Working towards GDPR compliance
We take privacy and data protection seriously. As part of our commitment to protect the personal information of our customers, suppliers and other persons with whom we interact, we have been actively preparing for GDPR since late 2017.
Our preparations have involved a significant amount of activity by individuals and teams within our organisation. Our group of companies has established a Data Governance Authority, which is tasked with ensuring our compliance. Helyx is represented and participates fully as a member of this team.
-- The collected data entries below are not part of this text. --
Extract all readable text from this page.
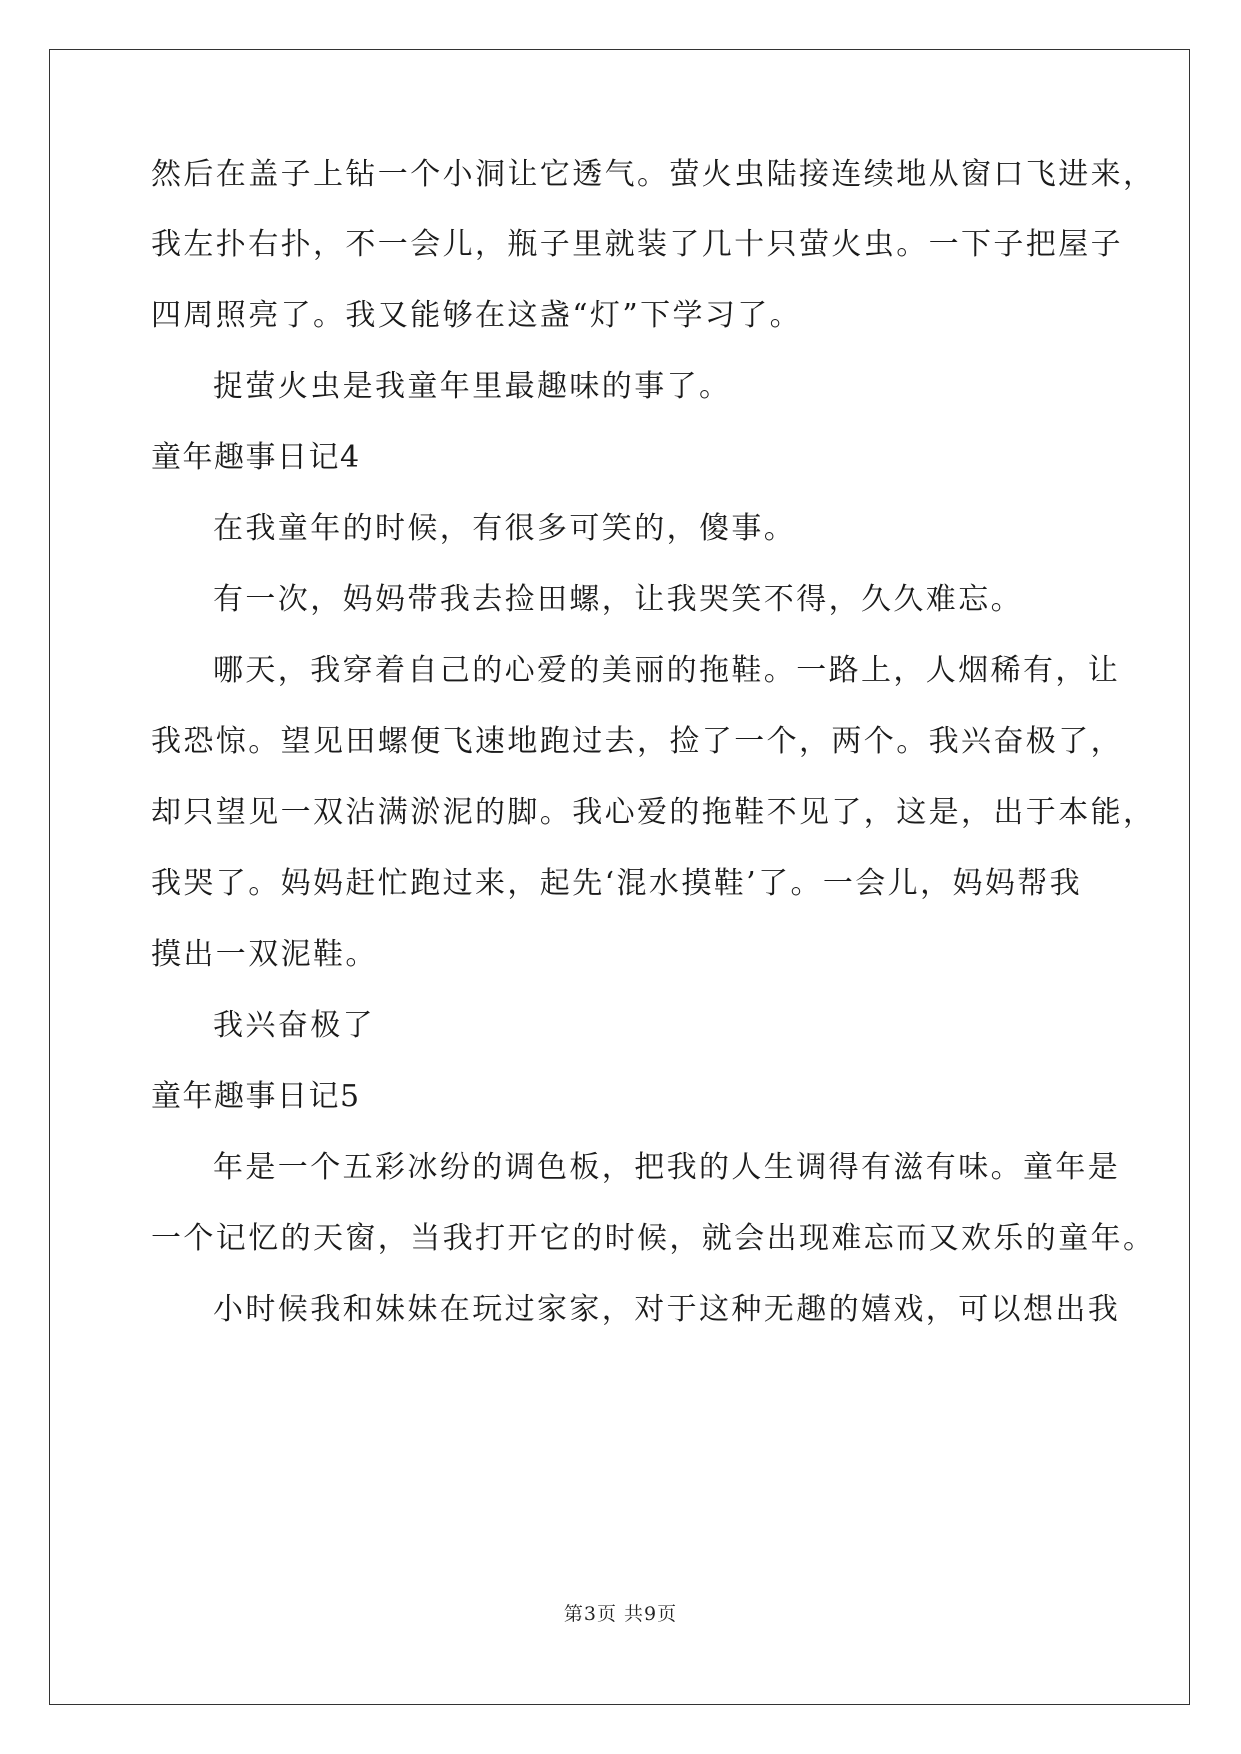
然后在盖子上钻一个小洞让它透气。萤火虫陆接连续地从窗口飞进来，
我左扑右扑，不一会儿，瓶子里就装了几十只萤火虫。一下子把屋子
四周照亮了。我又能够在这盏“灯”下学习了。
捉萤火虫是我童年里最趣味的事了。
童年趣事日记4
在我童年的时候，有很多可笑的，傻事。
有一次，妈妈带我去捡田螺，让我哭笑不得，久久难忘。
哪天，我穿着自己的心爱的美丽的拖鞋。一路上，人烟稀有，让
我恐惊。望见田螺便飞速地跑过去，捡了一个，两个。我兴奋极了，
却只望见一双沾满淤泥的脚。我心爱的拖鞋不见了，这是，出于本能，
我哭了。妈妈赶忙跑过来，起先‘混水摸鞋’了。一会儿，妈妈帮我
摸出一双泥鞋。
我兴奋极了
童年趣事日记5
年是一个五彩冰纷的调色板，把我的人生调得有滋有味。童年是
一个记忆的天窗，当我打开它的时候，就会出现难忘而又欢乐的童年。
小时候我和妹妹在玩过家家，对于这种无趣的嬉戏，可以想出我
第3页 共9页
Examples of the group’s GDPR compliance activities to date include:
- Instruction of external consultancy specialists for a ‘Gap Analysis’
- Selected staff attending external GDPR workshops and conferences
- Completing and passing GDPR Practitioner Course and the IBITGQ EU GDPR exam
- GDPR Foundation course training for specifically identified staff
- Data mapping exercise: documenting personal data flows within the organisation
- The Data Governance Authority meets weekly to plan and coordinate our compliance work on GDPR
- Communication of GDPR requirements to relevant individuals and teams within our organisation
Training and awareness
We are putting in place measures to ensure that individuals and teams within our organisation are appropriately trained and aware of GDPR, including the changes we are making to internal policies, processes, procedures and terms and conditions.
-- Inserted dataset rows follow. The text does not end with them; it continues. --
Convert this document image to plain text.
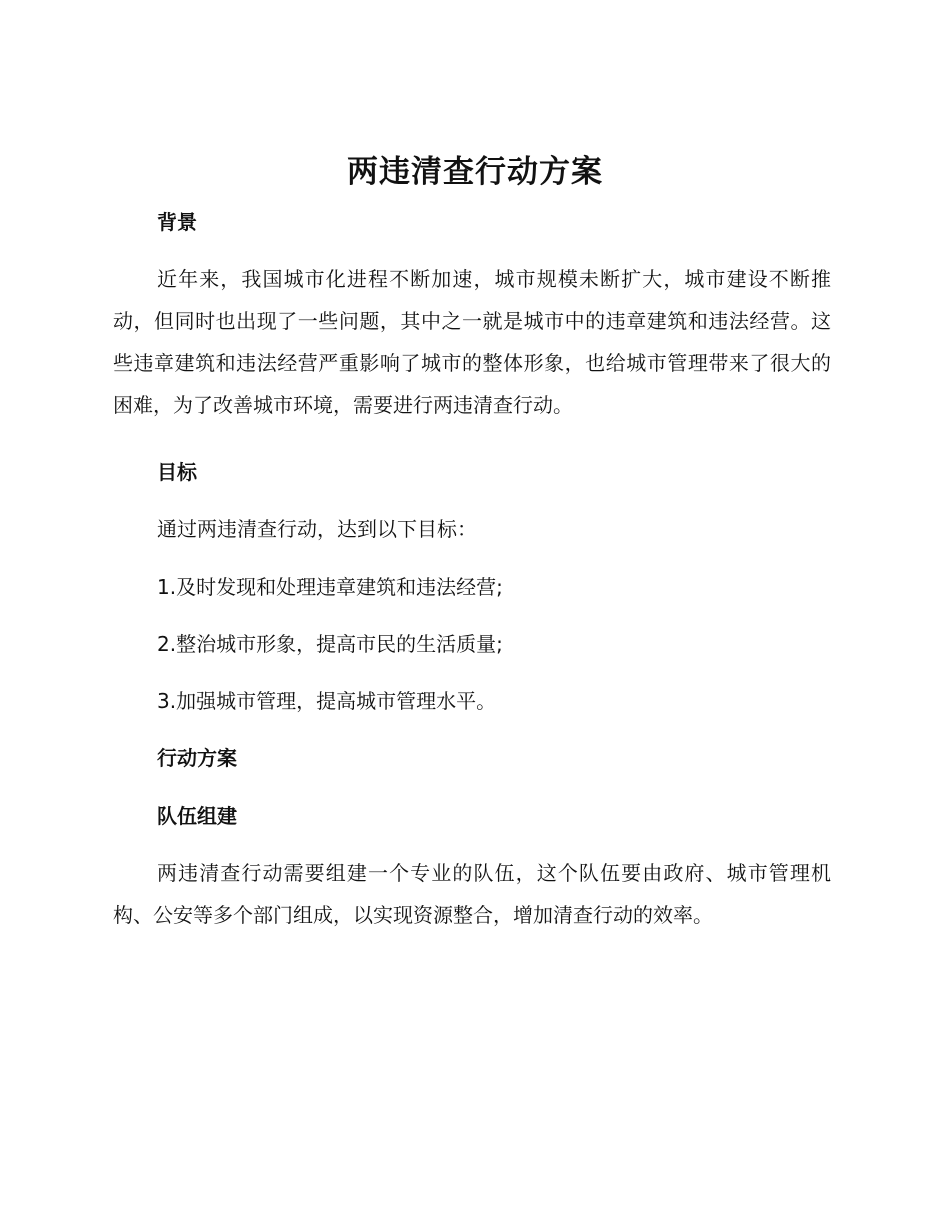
两违清查行动方案
背景

近年来，我国城市化进程不断加速，城市规模未断扩大，城市建设不断推动，但同时也出现了一些问题，其中之一就是城市中的违章建筑和违法经营。这些违章建筑和违法经营严重影响了城市的整体形象，也给城市管理带来了很大的困难，为了改善城市环境，需要进行两违清查行动。

目标

通过两违清查行动，达到以下目标：

1.及时发现和处理违章建筑和违法经营;

2.整治城市形象，提高市民的生活质量;

3.加强城市管理，提高城市管理水平。

行动方案
队伍组建

两违清查行动需要组建一个专业的队伍，这个队伍要由政府、城市管理机构、公安等多个部门组成，以实现资源整合，增加清查行动的效率。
Policy, process and procedure review
The Data Governance Authority is reviewing all appropriate policies, processes and procedures. Key examples of these are listed in ‘Personal Data Procedures and Work Instructions’ below. Helyx continues to revise its policies, processes and procedures in accordance with the recommendations of the Digital Governance Authority.
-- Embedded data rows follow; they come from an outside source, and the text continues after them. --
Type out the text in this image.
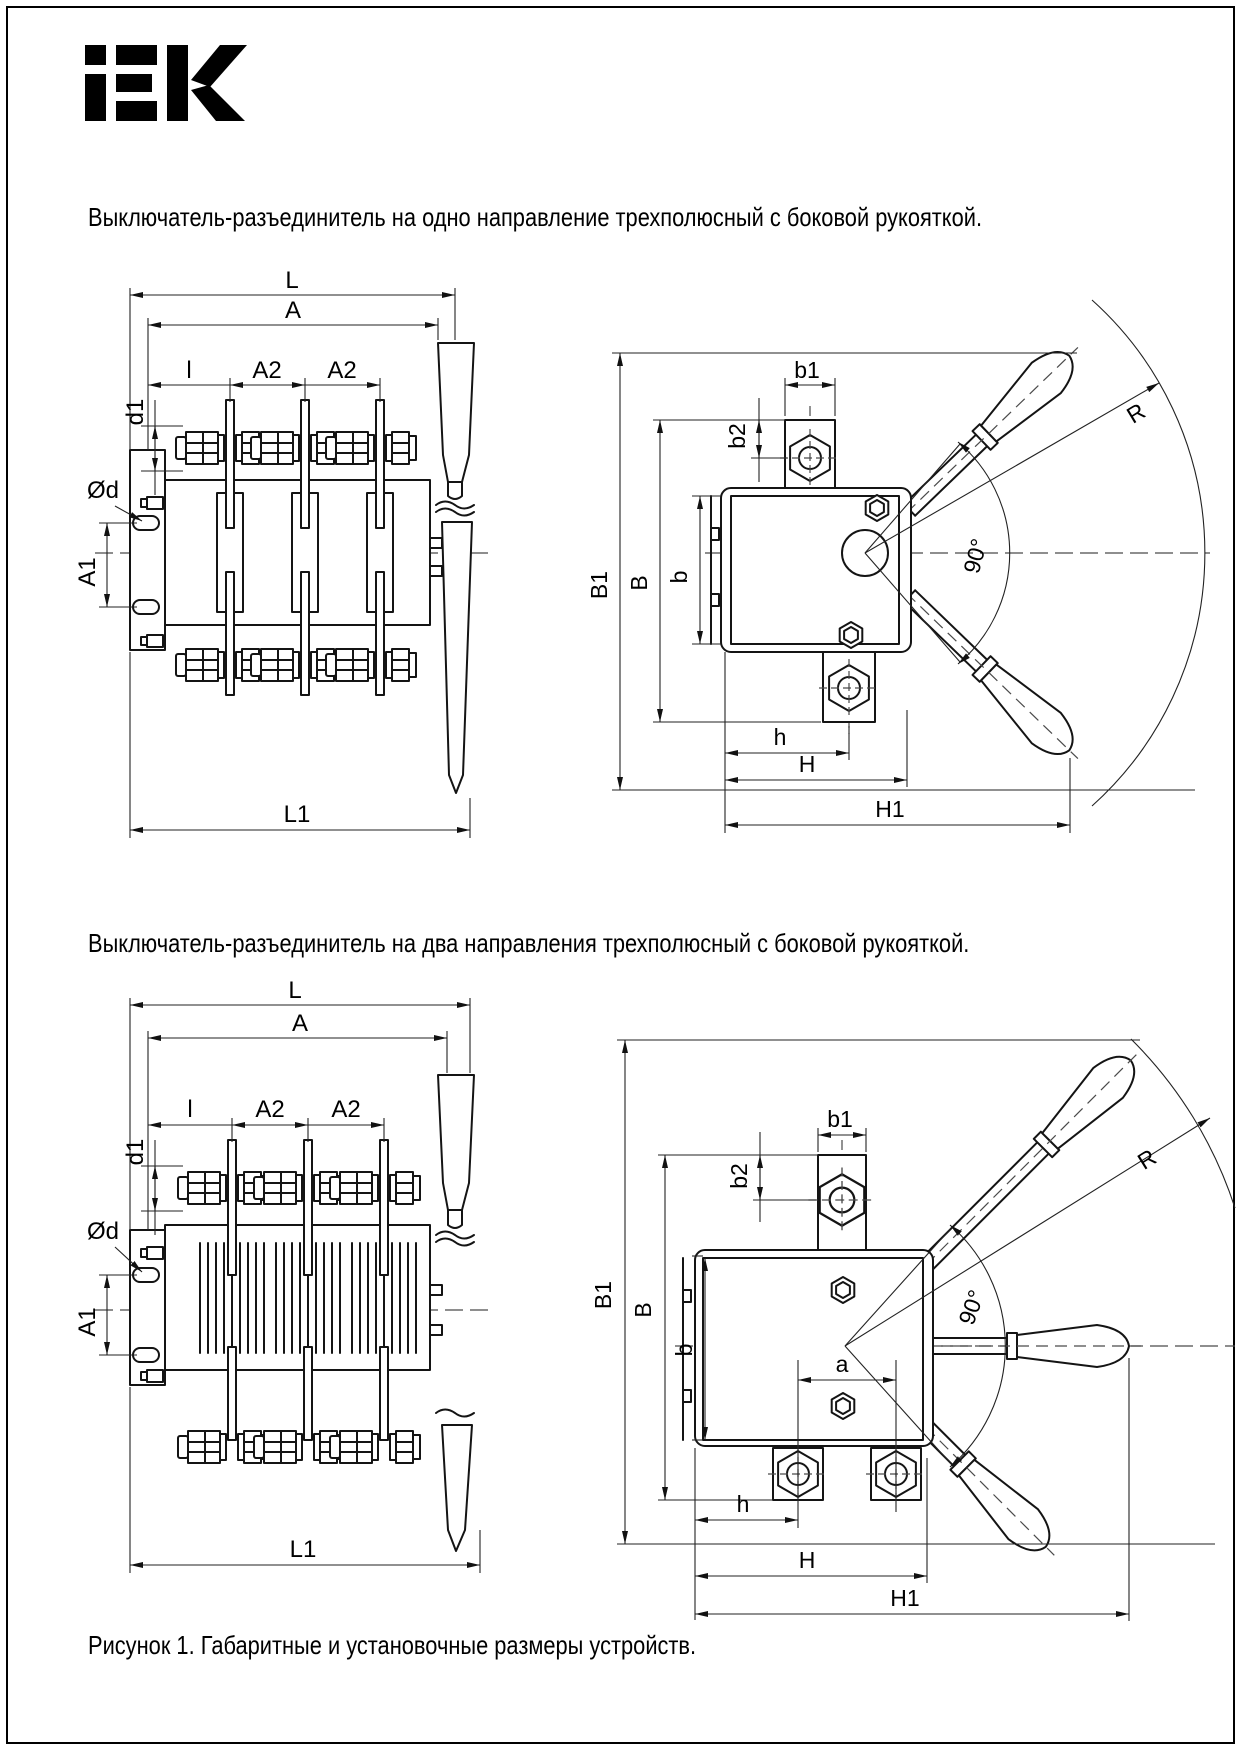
Выключатель-разъединитель на одно направление трехполюсный с боковой рукояткой.
L
A
l	A2 A2
d1
Ød
A1
L1
B1 B b
b1
b2
h
H
H1
R
90°
Выключатель-разъединитель на два направления трехполюсный с боковой рукояткой.
L
A
l	A2 A2
d1
Ød
A1
L1
B1
B
b
b1
b2
a
h
H
H1
R
90°
Рисунок 1. Габаритные и установочные размеры устройств.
Terms and conditions review
We are reviewing and updating our terms and conditions to ensure that GDPR contractual requirements are included in contracts between us and our customers, suppliers and subcontractors.
Data Protection Officer
Our organisation is not required to have a Data Protection Officer (DPO). However, we do place considerable importance on data security and privacy and our Management Team has joint responsibility for ensuring that the recommendations of the Data Governance Authority are fully implemented.
The importance we place on data security and privacy can be seen in our certifications. Helyx is certified as Cyber Essentials Plus compliant. This ensures a well-established approach to ‘Security by Design and Default’ which underpins our approach to the security aspects of GDPR.